Zu zwei Seiten der Bühne sitzt das Publikum, das die folgenden 50 Minuten dem Tippen und Drucksen der Kasse und den Anekdoten Benjamins lauscht, der für die verlorenen Gegenstände naiv Kategorien, Farben, Orte und Preise festlegt: Für den Verlorenen Messing Korkenzieher (ca. 10 Euro), die verbuddelte Trekkingtrinkflasche (20 Euro), das Fake-MacBook (600 Euro) und den verstorbenen Lieblingsopa, der immerhin an die 2000 Euro kratzt.
„Altern heißt Trauern“. Der Haufen Erde wird immer mehr ein Grab, die kurz bespielte Mundharmonika ein Sarg, und das Aufzählen der Verluste verwandelt sich in etwas zwanghaftes. Wir erfahren vom Tod der Mutter. Bedrückende Autogeräusche werden immer wieder eingespielt, geht es hier doch um etwas sehr konkretes?
Benjamin erzählt uns viel, vielleicht zu viel von seinem Leben. In einem Interview des Körber Studios sagt er: „autobiografisches Material ist immer zu viel, es geht immer zu weit“ und obwohl ich diese Arbeit beispielhaft dafür finde, habe ich das Gefühl nur angeteast worden zu sein. Als Darsteller bleibt er viel für sich, teilt charmant aber zurückhaltend seine Geschichten, schützt sich hinter einer Form und trägt poetische Texte vor, die ich gerne nochmal lesen würde, die aber trotz des Aussprechens, in dem undefinierten Raum zwischen Performer und Publikum bleiben. Ob dieses Gefühl der Distanz trotz so großer Intimität, der Form geschuldet ist oder ob es keine andere Möglichkeit gibt sich einer Öffentlichkeit autobiographisch zu stellen, als mit diesen vielen Verfremdungen (Negativ-Bilder, Computerstimme, Liste..) ohne das es unangenehm wird, weiß ich nicht.
Und so bleibe ich bis zum Ende erwartungsvoll, als Benjamin kurz vor Schluss einen Brief an seine verstorbene Großmutter vorliest, rührt es mich. Ich glaube es ist diese Gerichtetheit, die mir jetzt erst wirklich einen emotionalen Zugang erlaubt. Das angekündigte Klaviervorspiel am Ende lässt auf sich warten.
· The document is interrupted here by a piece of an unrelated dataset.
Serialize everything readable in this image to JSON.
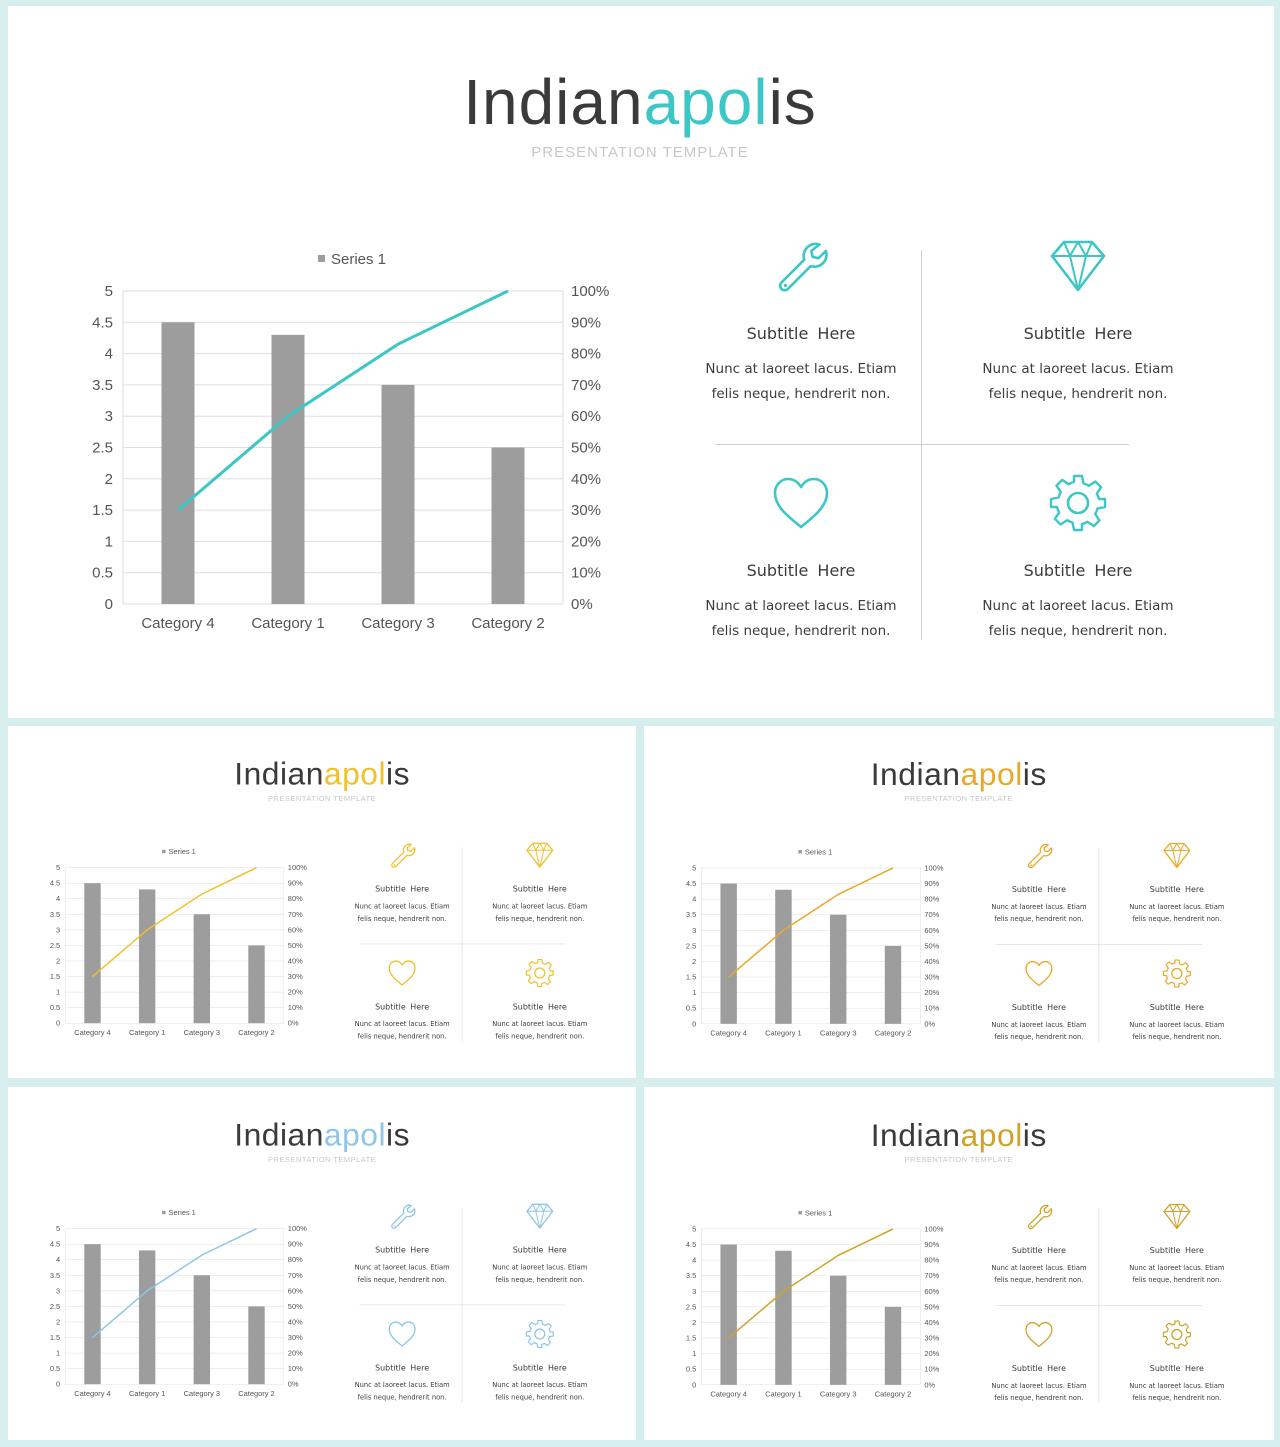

Also ist es vorbei? Der Applaus setzt anfangs zaghaft ein.
Während ich den Bühnenraum verlasse, habe ich meine Schwierigkeiten zu verstehen ob ich als Zeugin bei der Bewältigung traumatisierender Ereignisse beigewohnt habe oder ob dieses Stück mir Benjamins Sicht auf die Dinge näherbringen sollte. Sympathisch ist er mir auf jeden Fall geworden und doch fehlte mir etwas Greifbares an dieser Arbeit.